Happy Cake vitrinKahvaltıdan sonra Dilek Hn.'ın atölyesinde yapacağımız pasta dersi için yola çıktık. Happy Cake açılalı çok kısa bir zaman olmuş ve Trabzon'un ilk butik pasta atölyesi olma özelliğine sahip. İpekyolu iş merkezinin 2. katında yer alıyor. Trabzon'da bana ilginç gelen şeylerden biri de bu: Kebapçılar, cafeler, pastaneler genelde iş merkezlerinin, pasajların içinde... Henüz o kadar yeni ki buzdolabı bile gelmemişti biz oradayken. Ama sanmayın ki bunun eksikliğini hissettik. Hemen karşısında ev yemekleri yapan dükkan komşusu sayesinde Dilek Hn. bizi hiç zor durumda bırakmadı, iyi ağırlamak için habire bıcır bıcır koşturdu durdu. Sema Hn. da ders süresince hem bana hem Dilek Hn.'a çok destek oldu. Harika bir ekiptik, aynı şehirde yaşamadığımız için üzülüyorum doğrusu.

Trabzon atölye çalışmasından

Katılımcılardan da biraz bahsetmek isterim. Behnur Hn. ile turne duyurusunu yaptığım günden sonra ara ara hep haberleşmiştik. Trabzon turnesi için en az benim kadar o da heyecanlandı diyebilirim. Kendisi Trabzon'lu değil, gelin gelmiş. Şimdi Dilek Hn.'ın atölyesinin olduğu dükkanda daha önce bir butik işletiyormuş, komik bir tesadüf oldu onun için. Hatice Hn. aslında derse katılmayacaktı. Kahvaltıdan sonra ayrılmıştık, ama sonra aradı "bekleyin geliyorum" dedi. İyi ki geldi, yaptığı Ege ve Karadeniz şiveleri ile bizi çok güldürdü. Gelirken kızı Beren'i de getirmiş. Beren herhalde gördüğüm en uslu bebek. Saatlerce gıkını çıkarmadı, sanki anlıyormuş gibi pusetinden dikkatli dikkatli beni dinledi. Güzide Hn. da Almanya'da doğup büyümüş, o da eşinin peşinden gelmiş buralara. Kendisi pek fotoğraf çektirmeyi sevmiyor ama ben ne yaptım ettim yakaladım birkaç pozunu. Sevgi Hn. ise narin bir kelebek... Yakın bir zamanda Vişne & Çikolata isimli bir cafe açmaya hazırlanıyor. Bakarsınız açılış için yine giderim Trabzon'a. Nevin Hn. çocuklarının nişan ve düğün pastalarını, kurabiyelerini yapmak için bu yola baş koymuş şahane bir insan. Benim için pek neşeli, bol sohbetli bir ders oldu. Umarım hepinizle yeniden görüşebilme imkanı bulabiliriz.

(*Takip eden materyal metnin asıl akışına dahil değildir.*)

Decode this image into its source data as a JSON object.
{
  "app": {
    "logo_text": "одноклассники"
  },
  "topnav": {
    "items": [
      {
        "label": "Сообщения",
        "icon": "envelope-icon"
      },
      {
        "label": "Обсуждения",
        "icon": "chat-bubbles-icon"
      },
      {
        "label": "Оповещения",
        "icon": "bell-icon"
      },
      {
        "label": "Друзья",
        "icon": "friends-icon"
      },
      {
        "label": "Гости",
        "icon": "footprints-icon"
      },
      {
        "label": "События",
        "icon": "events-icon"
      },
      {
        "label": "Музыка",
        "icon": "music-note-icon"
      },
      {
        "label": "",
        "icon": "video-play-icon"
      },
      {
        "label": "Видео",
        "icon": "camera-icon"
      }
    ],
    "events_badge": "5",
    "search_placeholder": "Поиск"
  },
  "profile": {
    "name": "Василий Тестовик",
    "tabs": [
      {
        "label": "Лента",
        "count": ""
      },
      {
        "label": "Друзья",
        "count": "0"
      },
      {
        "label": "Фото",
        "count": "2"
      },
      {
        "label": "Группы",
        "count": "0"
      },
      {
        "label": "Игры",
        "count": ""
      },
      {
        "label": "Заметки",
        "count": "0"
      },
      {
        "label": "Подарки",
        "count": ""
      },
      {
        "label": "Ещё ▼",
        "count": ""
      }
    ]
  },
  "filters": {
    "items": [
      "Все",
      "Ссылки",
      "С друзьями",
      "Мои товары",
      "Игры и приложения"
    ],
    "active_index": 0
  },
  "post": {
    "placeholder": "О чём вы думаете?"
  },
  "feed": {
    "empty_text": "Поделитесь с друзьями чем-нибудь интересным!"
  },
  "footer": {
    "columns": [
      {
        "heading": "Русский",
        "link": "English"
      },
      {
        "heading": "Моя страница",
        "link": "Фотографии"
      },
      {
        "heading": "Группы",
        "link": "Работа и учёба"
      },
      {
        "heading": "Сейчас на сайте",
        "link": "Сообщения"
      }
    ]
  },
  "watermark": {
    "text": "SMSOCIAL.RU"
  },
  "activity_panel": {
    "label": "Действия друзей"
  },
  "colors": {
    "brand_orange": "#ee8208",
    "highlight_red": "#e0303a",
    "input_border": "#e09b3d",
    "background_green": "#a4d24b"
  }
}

Artık İstanbul'a dönüş vakti gelmişti. Ama uçak geç bir saatte olduğu için ekibi topladık (Nergis hoca, Sema Hn., Dilek Hn. ve ben) ve akşam yemeği için Zeybek Çadırı diye bir yere gittik. Burada da taptaze ızgara barbun ve yemekten sonra da Hamsiköy sütlacı yedik. Balık yemeden Trabzon'dan dönseydim üzülürdüm. Nergis hoca sütlaca fındık koymadılar diye kızdı ama yine de güzeldi. Yemeli, içmeli, gezmeli, gülmeli, sohbetli bir turne şehri oldu Trabzon, katılan herkese minnettarım...

NOTLAR:

1. Bir ara Trabzonun en meşhur ve modern pastalar yapan pastanesi olarak bilinen Zorlu Otel'in içindeki pastaneye gidip ajanlık yaptım. İnanın Dilek Hn.'ın atölyesi Happy Cake'de oradakinden çok daha iyi pastalar yapılıyor. Umarım kıymeti bilinir. Sema Hn. da evinin mutfağından başta su böreği olmak üzere pasta ve kurabiye siparişi alıyor. Trabzon'da yaşayıp da bu yazıyı okuyanlar varsa bilgilerinize sunulur.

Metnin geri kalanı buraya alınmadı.